190619 Cafe du Monde, New Orleans

8 Jul

On 19 June 2019, I had a full day to wander around the French Quarter in New Orleans.

I spent some time admiring the statue of General Andrew Jackson in Jackson Square or Plaza d’Armas as it was known during the Spanish Imperial days.

This bronze statue, sculpted by Clark Mills is claimed to be first bronze statue cast in the United States and the first equestrian statue to be balanced on the horse’s hind legs.

This statue violates the tradition that an equestrian statue on the horse’s hind legs indicates that the rider died in battle. Andrew Jackson went on to become the seventh President of the United States 1829 – 1837.

There are conventions in the US and the UK for “Hoof-position symbolism” in equestrian statues. If the horse is rearing (both front legs in the air), the rider died from battle; one front leg up means the rider was wounded in battle; and if all four hooves are on the ground, the rider died outside battle.

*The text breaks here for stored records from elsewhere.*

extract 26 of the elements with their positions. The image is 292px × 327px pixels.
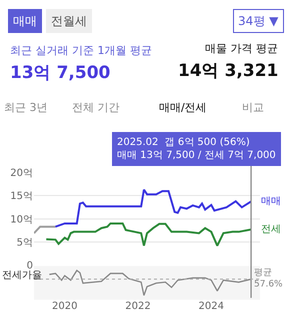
text: 매매/전세 (159, 101, 207, 114)
y-tick-label: 5억 (16, 237, 33, 248)
x-tick-label: 2024 (198, 300, 224, 312)
text: 매물 가격 평균 (205, 42, 278, 55)
text: 13억 7,500 (10, 63, 111, 83)
y-tick-label: 15억 (10, 191, 33, 202)
y-axis-title: 전세가율 (2, 270, 42, 281)
text: 매매 (13, 14, 37, 28)
text: 14억 3,321 (178, 61, 278, 81)
series-label: 매매 (261, 196, 281, 207)
series-label: 전세 (261, 224, 281, 235)
text: 전월세 (51, 14, 87, 28)
y-tick-label: 10억 (10, 214, 33, 226)
x-tick-label: 2022 (125, 300, 151, 312)
text: 최근 실거래 기준 1개월 평균 (10, 44, 152, 57)
line-series (45, 222, 252, 247)
text: 전체 기간 (72, 101, 120, 114)
text: 최근 3년 (4, 101, 48, 114)
text: 비교 (242, 101, 264, 114)
x-tick-label: 2020 (52, 300, 78, 312)
y-tick-label: 20억 (10, 168, 33, 180)
y-tick-label: 0 (26, 260, 33, 272)
line-series (54, 188, 252, 228)
ref-line-label: 평균 57.6% (254, 268, 284, 290)
text: 2025.02 갭 6억 500 (56%) 매매 13억 7,500 / 전세 7억 7,000 (117, 137, 276, 161)
text: 34평 ▼ (238, 14, 280, 28)
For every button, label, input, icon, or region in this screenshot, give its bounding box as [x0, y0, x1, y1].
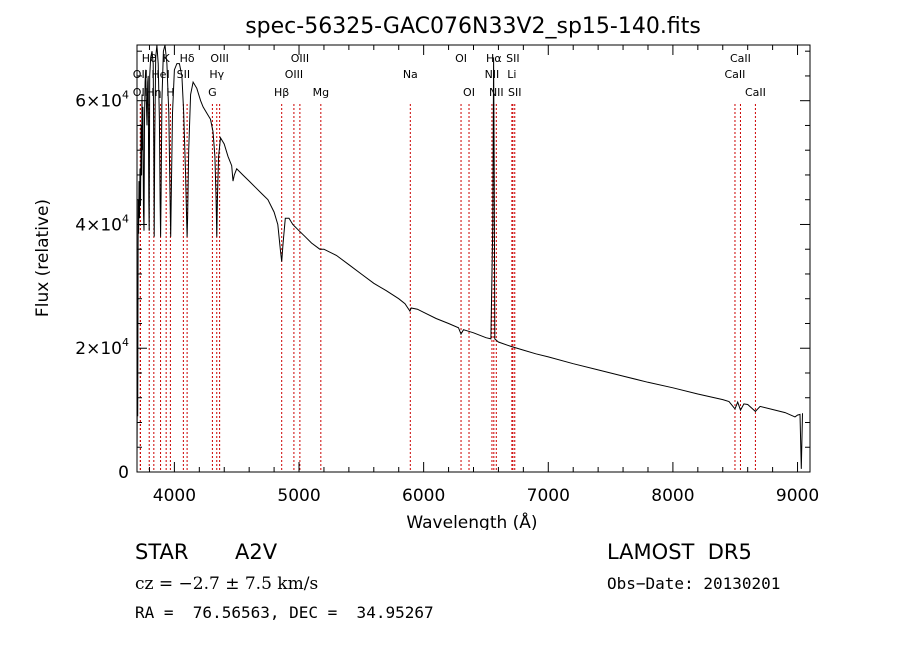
line-marker-label: SII	[506, 52, 519, 65]
x-axis-ticks: 4000 5000 6000 7000 8000 9000	[148, 45, 819, 506]
chart-title: spec-56325-GAC076N33V2_sp15-140.fits	[245, 14, 701, 39]
redshift-velocity: cz = −2.7 ± 7.5 km/s	[135, 574, 319, 594]
line-marker-label: CaII	[730, 52, 751, 65]
spectrum-line	[136, 44, 803, 469]
line-marker-label: H	[166, 86, 174, 99]
line-marker-label: OIII	[291, 52, 309, 65]
line-marker-label: G	[208, 86, 217, 99]
line-marker-layer: OIIOIIHθHηHeIKHSIIHδGHγOIIIHβOIIIOIIIMgN…	[133, 52, 766, 472]
line-marker-label: SII	[508, 86, 521, 99]
line-marker-label: OI	[455, 52, 467, 65]
object-class: STAR	[135, 540, 189, 564]
y-tick-label: 0	[118, 463, 129, 483]
x-tick-label: 5000	[277, 486, 320, 506]
y-axis-label: Flux (relative)	[33, 199, 53, 317]
line-marker-label: Hθ	[142, 52, 157, 65]
line-marker-label: NII	[485, 68, 500, 81]
line-marker-label: Li	[507, 68, 516, 81]
line-marker-label: CaII	[745, 86, 766, 99]
line-marker-label: OI	[463, 86, 475, 99]
x-tick-label: 9000	[776, 486, 819, 506]
observation-date: Obs−Date: 20130201	[607, 574, 781, 593]
line-marker-label: Hδ	[180, 52, 195, 65]
line-marker-label: OIII	[210, 52, 228, 65]
y-axis-ticks: 0 2×104 4×104 6×104	[75, 50, 810, 483]
line-marker-label: NII	[489, 86, 504, 99]
line-marker-label: OIII	[285, 68, 303, 81]
spectral-subclass: A2V	[235, 540, 278, 564]
x-axis-label: Wavelength (Å)	[406, 511, 537, 530]
line-marker-label: Na	[403, 68, 418, 81]
x-tick-label: 8000	[651, 486, 694, 506]
plot-frame	[136, 44, 811, 473]
y-tick-label: 2×104	[75, 336, 129, 359]
y-tick-label: 4×104	[75, 212, 129, 235]
sky-coordinates: RA = 76.56563, DEC = 34.95267	[135, 603, 434, 622]
line-marker-label: Hγ	[209, 68, 224, 81]
line-marker-label: CaII	[725, 68, 746, 81]
x-tick-label: 7000	[527, 486, 570, 506]
line-marker-label: Mg	[313, 86, 329, 99]
y-tick-label: 6×104	[75, 89, 129, 112]
line-marker-label: SII	[177, 68, 190, 81]
line-marker-label: Hβ	[274, 86, 289, 99]
spectrum-chart: spec-56325-GAC076N33V2_sp15-140.fits OII…	[33, 14, 819, 530]
x-tick-label: 4000	[153, 486, 196, 506]
x-tick-label: 6000	[402, 486, 445, 506]
survey-release: LAMOST DR5	[607, 540, 752, 564]
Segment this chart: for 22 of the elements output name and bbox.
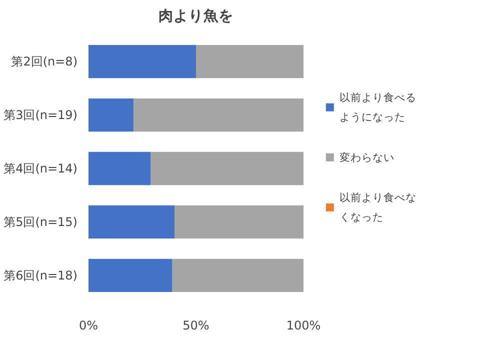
legend-label: 以前より食べなくなった <box>340 191 416 224</box>
bar <box>88 98 134 132</box>
y-tick-label: 第5回(n=15) <box>4 214 78 229</box>
legend-label: 変わらない <box>340 150 394 164</box>
x-tick-label: 0% <box>78 318 98 332</box>
x-tick-label: 50% <box>182 318 210 332</box>
y-tick-label: 第3回(n=19) <box>4 108 78 122</box>
y-tick-label: 第6回(n=18) <box>4 268 78 282</box>
bar <box>88 152 151 186</box>
chart-title: 肉より魚を <box>158 8 234 24</box>
bar <box>150 152 304 186</box>
bar <box>134 98 304 132</box>
bar <box>88 45 196 78</box>
legend-label: 以前より食べるようになった <box>340 91 416 124</box>
x-tick-label: 100% <box>286 318 321 332</box>
bar <box>88 205 174 239</box>
bar <box>174 205 304 239</box>
y-tick-label: 第4回(n=14) <box>4 162 78 176</box>
bar <box>172 258 304 292</box>
y-tick-label: 第2回(n=8) <box>11 54 78 69</box>
bar <box>196 45 304 78</box>
bar <box>88 258 172 292</box>
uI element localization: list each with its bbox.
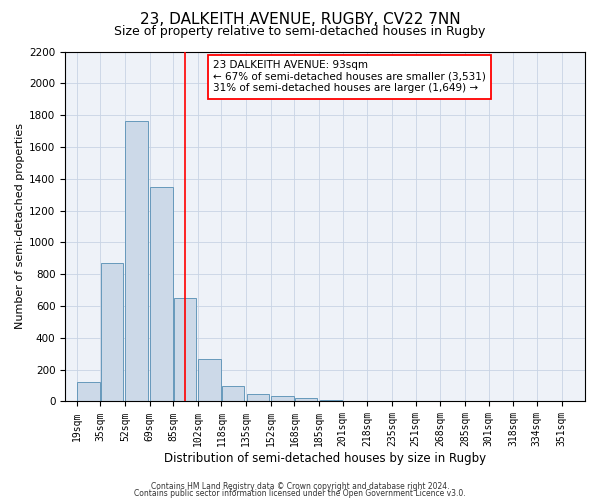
Y-axis label: Number of semi-detached properties: Number of semi-detached properties	[15, 124, 25, 330]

I remembered the film THE BUCCANEER which I saw at THE ASSEMBLY ROOMS, Ooty, circa 1961, on an “Ooty Saturday” (all of 58 years ago???). The film had a fictionalised romantic story based on the War of 1812 ending in the Battle of New Orleans (1814). Charlton Heston acted as General Andrew Jackson while Yul Brynner acted as the French Pirate (Buccaneer) Jean Lafitte. The beautiful Claire Bloom acted as Bonny Brown.

By the time the film came to India, Johnny Horton’s “Battle of New Orleans” had been a number one hit song on the U.S. Billboard Hot 100 (1959), and fortified my memory of the film. Since this song has a ‘march beat’ I remember we used to sing it in school while coming down to our Cottages after prep at night.

Jean Lafitte’s name lives on in the Jean Lafitte National Historical Park and Preserve, Louisiana with its bayous and waterways. Lafitte sided with General Andrew Jackson in return for a pardon for him and his fellow pirates. One of Lafitte’s headquarters was Barataria, which is almost at the mouth of the Mississippi as it empties into the Gulf of Mexico. There are hotels and B&B facilities here.

If you are in New Orleans French Quarter (also known as the Vieux Carré or “Old Square”) and want a place to sit and dream, the Cafe du Monde, on Decatur Street is probably the best place.

Coffee was introduced to Louisiana by the French settlers in the early decades of the 18th century. During a period of coffee shortage during the American Civil War, a Creole innovation was to blend coffee with chicory and this trend has persisted to this day.

An 18th century Arcadian innovation by Settlers from Nova Scotia is the Beignet (pronounced ‘Bayney’). These square ‘doughnuts’ without a hole are covered in powdered sugar. They are served with fruit, jam or maple syrup.

To have the perfect atmosphere, make sure you are listening to Johnny Horton’s THE BATTLE OF NEW ORLEANS on your smart phone. The song is available for download on YouTube. Also make sure you have your earphones so you don’t intrude on anyone’s enjoyment of the atmosphere.

In 1814 we took a little trip
Along with Colonel Jackson down the mighty Mississip
We took a little bacon and we took a little beans
And we caught the bloody British in a town in New Orleans

I have included a short video clip to give an all too brief glimpse of the energy of Decatur Street. (Sorry WORDPRESS refused to upload this clip.)